No seu regresso a casa sente-a mais desarrumada ou não? Refiro-me à gestão da paisagem.
Tenho sentimentos contraditórios. Estou muito irritado, com receio mesmo de um ou dois desenvolvimentos. Houve a maluqueira das monocastas e da destruição de vinhas velhas e agora parece que se está a corrigir, que era um erro causador de erosão e de perda de diversidade.
Tenho receio da modernidade turística sem controlo e sem disciplina. Fizeram-se asneiras naquele bocado de auto-estrada à volta da Régua, que deixou feridas de betão na vinha, uma coisa absolutamente escandalosa, junto a vinhas que são Património Mundial.
Depois as barragens. Discute-se a barragem do Côa, é só uma, depois vem o Sabor, depois vem o Tua. Como vão ficar os vales dos afluentes do Douro? Estou com receio que se tenha feito de mais. Depois há um espécie de absoluto imperialismo de duas ou três grandes empresas, de dois ou três grandes interesses. Energia hidroeléctrica: nós queremos investir, queremos gastos, queremos fazer, temos dinheiro da Europa, de Portugal é preciso investir no quilowatt? Valia a pena ter dado cabo do vale do Tua e do Sabor?
Qual é a sua opinião?
Eu acho que não. Eu vou dizer uma coisa tonta, não tenho medo que o digam: vamos ter quatro ou cinco vales [com barragens], vamos deixar dois ou três. Não vamos faze-los todos. Vamos ter mais cuidado com a nossa paisagem natural. Este império do quilowatt, do betão, do asfalto continuam em nome de quê? Eu não vejo em nome de quê. Tem-se desenvolvido o turismo fluvial, que eu acho maravilhoso, já fiz duas ou três vezes a viagem para cima e para baixo. Mas atenção: até onde é que vamos? Já tive situações em que por exemplo os hotéis são perto do rio e tem os cruzeiros toda a noite a fazer barulho em frente aos hotéis. Já está a haver um excesso.
Mas não há quem pense transversalmente a região.

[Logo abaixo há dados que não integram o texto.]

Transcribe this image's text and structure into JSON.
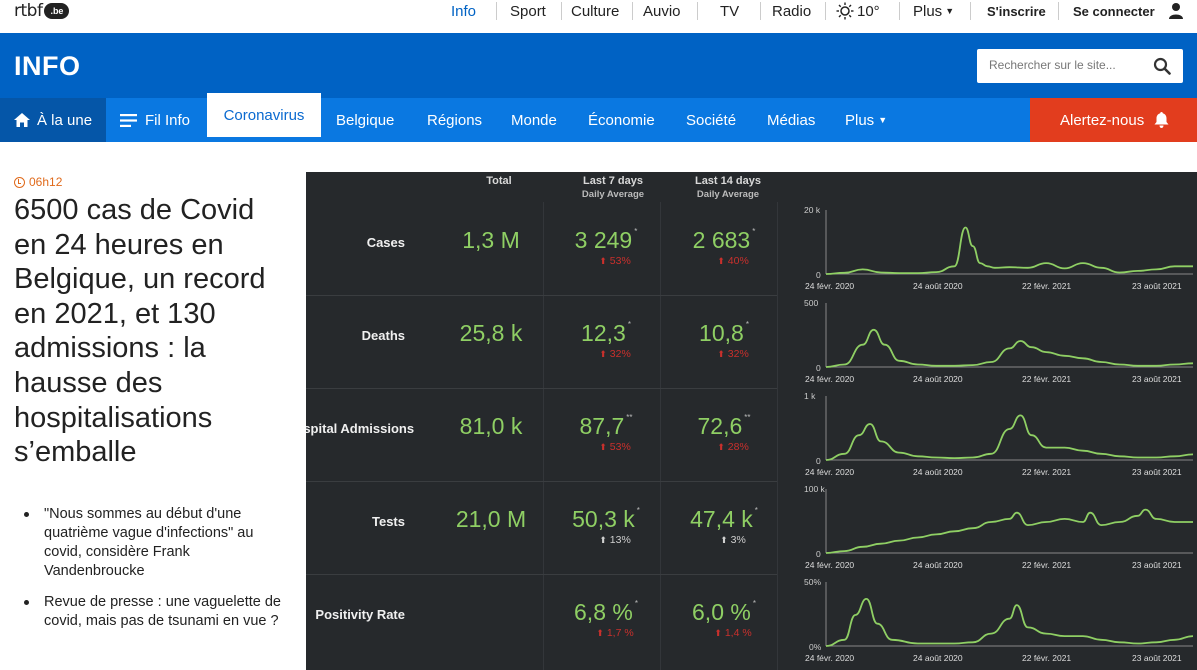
{
  "topbar": {
    "logo_text": "rtbf",
    "logo_badge": ".be",
    "nav": [
      "Info",
      "Sport",
      "Culture",
      "Auvio",
      "TV",
      "Radio"
    ],
    "weather": "10°",
    "more": "Plus",
    "signup": "S'inscrire",
    "login": "Se connecter",
    "active_color": "#0062c4"
  },
  "header": {
    "title": "INFO",
    "search_placeholder": "Rechercher sur le site...",
    "bg_color": "#0062c4"
  },
  "subnav": {
    "items": [
      "À la une",
      "Fil Info",
      "Coronavirus",
      "Belgique",
      "Régions",
      "Monde",
      "Économie",
      "Société",
      "Médias",
      "Plus"
    ],
    "alert": "Alertez-nous",
    "alert_color": "#e23d1e"
  },
  "article": {
    "time": "06h12",
    "headline": "6500 cas de Covid en 24 heures en Belgique, un record en 2021, et 130 admissions : la hausse des hospitalisations s’emballe",
    "related": [
      "\"Nous sommes au début d'une quatrième vague d'infections\" au covid, considère Frank Vandenbroucke",
      "Revue de presse : une vaguelette de covid, mais pas de tsunami en vue ?"
    ]
  },
  "dashboard": {
    "col_total": "Total",
    "col_7": "Last 7 days",
    "col_14": "Last 14 days",
    "col_sub": "Daily Average",
    "rows": [
      {
        "label": "Cases",
        "total": "1,3 M",
        "avg7": "3 249",
        "avg7_mark": "*",
        "chg7": "53%",
        "avg14": "2 683",
        "avg14_mark": "*",
        "chg14": "40%",
        "chg_color": "red",
        "ymax": "20 k",
        "ymin": "0",
        "xlabels": [
          "24 févr. 2020",
          "24 août 2020",
          "22 févr. 2021",
          "23 août 2021"
        ]
      },
      {
        "label": "Deaths",
        "total": "25,8 k",
        "avg7": "12,3",
        "avg7_mark": "*",
        "chg7": "32%",
        "avg14": "10,8",
        "avg14_mark": "*",
        "chg14": "32%",
        "chg_color": "red",
        "ymax": "500",
        "ymin": "0",
        "xlabels": [
          "24 févr. 2020",
          "24 août 2020",
          "22 févr. 2021",
          "23 août 2021"
        ]
      },
      {
        "label": "Hospital Admissions",
        "total": "81,0 k",
        "avg7": "87,7",
        "avg7_mark": "**",
        "chg7": "53%",
        "avg14": "72,6",
        "avg14_mark": "**",
        "chg14": "28%",
        "chg_color": "red",
        "ymax": "1 k",
        "ymin": "0",
        "xlabels": [
          "24 févr. 2020",
          "24 août 2020",
          "22 févr. 2021",
          "23 août 2021"
        ]
      },
      {
        "label": "Tests",
        "total": "21,0 M",
        "avg7": "50,3 k",
        "avg7_mark": "*",
        "chg7": "13%",
        "avg14": "47,4 k",
        "avg14_mark": "*",
        "chg14": "3%",
        "chg_color": "white",
        "ymax": "100 k",
        "ymin": "0",
        "xlabels": [
          "24 févr. 2020",
          "24 août 2020",
          "22 févr. 2021",
          "23 août 2021"
        ]
      },
      {
        "label": "Positivity Rate",
        "total": "",
        "avg7": "6,8 %",
        "avg7_mark": "*",
        "chg7": "1,7 %",
        "avg14": "6,0 %",
        "avg14_mark": "*",
        "chg14": "1,4 %",
        "chg_color": "red",
        "ymax": "50%",
        "ymin": "0%",
        "xlabels": [
          "24 févr. 2020",
          "24 août 2020",
          "22 févr. 2021",
          "23 août 2021"
        ]
      }
    ],
    "bg_color": "#26292c",
    "value_color": "#8fcf64",
    "line_color": "#8fcf64"
  },
  "chart_data": [
    {
      "type": "line",
      "title": "",
      "ylim": [
        0,
        20000
      ],
      "x": [
        0,
        0.05,
        0.1,
        0.15,
        0.2,
        0.25,
        0.3,
        0.35,
        0.38,
        0.4,
        0.42,
        0.44,
        0.46,
        0.5,
        0.55,
        0.6,
        0.65,
        0.7,
        0.75,
        0.8,
        0.85,
        0.9,
        0.95,
        1.0
      ],
      "series": [
        {
          "values": [
            0,
            400,
            1500,
            500,
            300,
            300,
            600,
            2500,
            15000,
            9000,
            3500,
            2500,
            2000,
            2200,
            2000,
            3500,
            1800,
            3500,
            2000,
            500,
            1000,
            1500,
            2500,
            2500
          ]
        }
      ]
    },
    {
      "type": "line",
      "title": "",
      "ylim": [
        0,
        500
      ],
      "x": [
        0,
        0.05,
        0.1,
        0.13,
        0.16,
        0.2,
        0.25,
        0.3,
        0.35,
        0.4,
        0.45,
        0.5,
        0.53,
        0.56,
        0.6,
        0.65,
        0.7,
        0.75,
        0.8,
        0.85,
        0.9,
        0.95,
        1.0
      ],
      "series": [
        {
          "values": [
            0,
            20,
            180,
            300,
            180,
            50,
            20,
            10,
            10,
            15,
            40,
            150,
            210,
            160,
            120,
            90,
            70,
            40,
            20,
            10,
            10,
            20,
            30
          ]
        }
      ]
    },
    {
      "type": "line",
      "title": "",
      "ylim": [
        0,
        1000
      ],
      "x": [
        0,
        0.05,
        0.09,
        0.12,
        0.15,
        0.2,
        0.25,
        0.3,
        0.35,
        0.4,
        0.45,
        0.5,
        0.53,
        0.56,
        0.6,
        0.65,
        0.7,
        0.75,
        0.8,
        0.85,
        0.9,
        0.95,
        1.0
      ],
      "series": [
        {
          "values": [
            0,
            100,
            400,
            580,
            300,
            120,
            60,
            40,
            30,
            40,
            100,
            500,
            720,
            400,
            200,
            200,
            150,
            100,
            60,
            40,
            40,
            60,
            90
          ]
        }
      ]
    },
    {
      "type": "line",
      "title": "",
      "ylim": [
        0,
        100000
      ],
      "x": [
        0,
        0.05,
        0.1,
        0.15,
        0.2,
        0.25,
        0.3,
        0.35,
        0.4,
        0.45,
        0.5,
        0.52,
        0.55,
        0.6,
        0.65,
        0.7,
        0.72,
        0.75,
        0.8,
        0.85,
        0.87,
        0.9,
        0.95,
        1.0
      ],
      "series": [
        {
          "values": [
            0,
            3000,
            10000,
            15000,
            20000,
            25000,
            30000,
            35000,
            40000,
            50000,
            55000,
            65000,
            45000,
            50000,
            55000,
            50000,
            65000,
            45000,
            50000,
            60000,
            70000,
            55000,
            50000,
            50000
          ]
        }
      ]
    },
    {
      "type": "line",
      "title": "",
      "ylim": [
        0,
        50
      ],
      "x": [
        0,
        0.05,
        0.08,
        0.11,
        0.14,
        0.18,
        0.25,
        0.3,
        0.35,
        0.4,
        0.45,
        0.5,
        0.52,
        0.55,
        0.6,
        0.65,
        0.7,
        0.75,
        0.8,
        0.85,
        0.9,
        0.95,
        1.0
      ],
      "series": [
        {
          "values": [
            0,
            5,
            25,
            38,
            18,
            5,
            2,
            2,
            2,
            3,
            10,
            22,
            33,
            15,
            10,
            8,
            8,
            5,
            3,
            2,
            3,
            5,
            8
          ]
        }
      ]
    }
  ]
}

A região demarcada não tem a sua cabeça. A Companhia não existe, a Casa do Douro está como está, o instituto não é o negócio dele, as autarquias não se entendem, as cooperativas idem, aliás três ou quatro já fecharam. Falta uma centralidade no Douro, falta um porta-voz, que pode ser uma pessoa ou uma instituição. Poderia ter sido a Casa do Douro, há 30 anos ou 40, mas perdeu-se essa oportunidade. Se tivesse isso, a lavoura tinha mais força, a região tinha mais força no país.

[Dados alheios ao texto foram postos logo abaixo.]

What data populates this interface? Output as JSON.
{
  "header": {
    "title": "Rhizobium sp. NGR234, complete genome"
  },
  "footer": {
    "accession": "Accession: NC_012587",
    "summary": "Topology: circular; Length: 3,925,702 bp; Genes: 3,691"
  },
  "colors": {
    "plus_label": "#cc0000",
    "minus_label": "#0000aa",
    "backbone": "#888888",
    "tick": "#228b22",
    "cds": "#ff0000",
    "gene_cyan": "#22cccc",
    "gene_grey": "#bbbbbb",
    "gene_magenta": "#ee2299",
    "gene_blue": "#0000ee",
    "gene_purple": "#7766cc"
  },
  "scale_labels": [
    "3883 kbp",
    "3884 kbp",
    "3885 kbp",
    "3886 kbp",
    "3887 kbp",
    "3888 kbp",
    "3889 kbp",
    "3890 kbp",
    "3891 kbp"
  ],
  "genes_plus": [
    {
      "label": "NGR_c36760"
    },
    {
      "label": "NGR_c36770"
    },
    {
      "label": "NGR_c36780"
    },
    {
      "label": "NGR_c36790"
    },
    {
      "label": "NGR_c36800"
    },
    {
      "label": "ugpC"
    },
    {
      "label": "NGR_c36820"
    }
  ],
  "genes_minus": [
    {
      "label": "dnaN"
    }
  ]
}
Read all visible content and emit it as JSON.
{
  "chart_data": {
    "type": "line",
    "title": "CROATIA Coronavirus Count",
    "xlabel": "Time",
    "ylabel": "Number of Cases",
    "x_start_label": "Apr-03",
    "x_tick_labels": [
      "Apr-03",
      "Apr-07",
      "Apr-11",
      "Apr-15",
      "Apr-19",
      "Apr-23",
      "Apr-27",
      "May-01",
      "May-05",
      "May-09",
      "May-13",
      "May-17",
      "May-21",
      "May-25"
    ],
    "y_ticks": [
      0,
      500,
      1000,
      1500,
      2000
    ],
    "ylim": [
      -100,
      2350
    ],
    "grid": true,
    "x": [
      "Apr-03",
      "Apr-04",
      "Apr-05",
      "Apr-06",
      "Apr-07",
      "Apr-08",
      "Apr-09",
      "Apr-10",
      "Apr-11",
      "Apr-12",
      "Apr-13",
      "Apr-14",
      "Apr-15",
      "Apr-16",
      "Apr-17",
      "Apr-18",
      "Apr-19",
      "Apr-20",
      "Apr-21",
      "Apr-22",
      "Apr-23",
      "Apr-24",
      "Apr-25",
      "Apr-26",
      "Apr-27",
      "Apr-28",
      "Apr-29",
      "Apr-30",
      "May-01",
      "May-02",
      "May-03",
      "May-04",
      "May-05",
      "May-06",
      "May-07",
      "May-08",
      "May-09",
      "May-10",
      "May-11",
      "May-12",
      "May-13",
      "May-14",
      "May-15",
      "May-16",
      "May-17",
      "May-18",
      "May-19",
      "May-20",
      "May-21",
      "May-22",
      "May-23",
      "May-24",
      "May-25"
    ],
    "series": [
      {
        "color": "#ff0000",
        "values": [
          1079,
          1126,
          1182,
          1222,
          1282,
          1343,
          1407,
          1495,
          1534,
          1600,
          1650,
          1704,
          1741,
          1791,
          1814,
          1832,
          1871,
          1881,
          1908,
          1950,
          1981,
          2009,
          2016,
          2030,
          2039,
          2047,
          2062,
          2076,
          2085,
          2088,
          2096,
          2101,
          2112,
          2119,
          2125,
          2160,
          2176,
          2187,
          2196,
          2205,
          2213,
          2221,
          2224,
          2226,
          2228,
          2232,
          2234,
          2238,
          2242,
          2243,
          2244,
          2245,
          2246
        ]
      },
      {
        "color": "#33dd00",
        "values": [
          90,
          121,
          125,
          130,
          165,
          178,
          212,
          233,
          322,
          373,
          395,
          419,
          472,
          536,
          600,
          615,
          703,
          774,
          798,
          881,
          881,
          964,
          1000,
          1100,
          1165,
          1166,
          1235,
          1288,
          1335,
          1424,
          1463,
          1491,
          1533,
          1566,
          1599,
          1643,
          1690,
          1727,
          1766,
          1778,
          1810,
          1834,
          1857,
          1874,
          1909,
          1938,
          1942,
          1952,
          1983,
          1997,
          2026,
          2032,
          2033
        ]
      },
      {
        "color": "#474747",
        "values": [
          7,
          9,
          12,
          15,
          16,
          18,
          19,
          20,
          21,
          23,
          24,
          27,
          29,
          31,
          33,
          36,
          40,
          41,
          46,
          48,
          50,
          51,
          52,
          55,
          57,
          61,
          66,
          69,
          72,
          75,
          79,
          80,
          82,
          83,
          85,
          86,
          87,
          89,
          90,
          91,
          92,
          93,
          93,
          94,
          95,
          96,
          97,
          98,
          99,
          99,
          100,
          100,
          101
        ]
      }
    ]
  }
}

No desenvolvimento da viticultura e das escolhas das castas não houve um certo deslumbramento novo-rico, que esqueceu a tradição e o saber de três séculos da região?

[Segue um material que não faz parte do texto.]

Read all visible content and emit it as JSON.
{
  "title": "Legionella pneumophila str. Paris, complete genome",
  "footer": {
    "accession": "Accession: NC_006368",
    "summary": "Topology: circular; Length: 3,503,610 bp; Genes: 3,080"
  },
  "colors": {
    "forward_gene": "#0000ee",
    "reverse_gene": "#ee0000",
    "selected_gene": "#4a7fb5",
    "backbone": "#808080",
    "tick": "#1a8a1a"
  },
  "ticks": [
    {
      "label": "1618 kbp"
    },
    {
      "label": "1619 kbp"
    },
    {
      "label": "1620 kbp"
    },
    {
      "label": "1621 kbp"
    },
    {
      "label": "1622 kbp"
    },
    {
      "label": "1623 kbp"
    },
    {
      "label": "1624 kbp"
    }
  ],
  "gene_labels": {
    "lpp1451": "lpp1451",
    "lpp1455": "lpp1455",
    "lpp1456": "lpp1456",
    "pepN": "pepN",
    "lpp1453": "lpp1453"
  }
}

Houve exactamente isso, uma facilidade de se pensar que se for tudo Touriga é melhor. Simplesmente, há dez anos, houve umas pessoas, como o Dirk Niepoort, que eu vi fazer um verdadeiro comício a dizer ‘não arranquem as vinhas velhas’, como o António Magalhães, os Roquettes do Crasto e de repente eu sinto que hoje quem tem vinhas velhas está a ganhar mais do que quem tem vinhas novas. Quem quer vinhos melhores vai às vinhas velhas. Creio que ai tem havido uma espécie de reacção que veio espontaneamente e que mexe com os interesses. Se eu der conta que o meu vinho melhora com vinhas velhas, eu não arranco as vinhas velhas.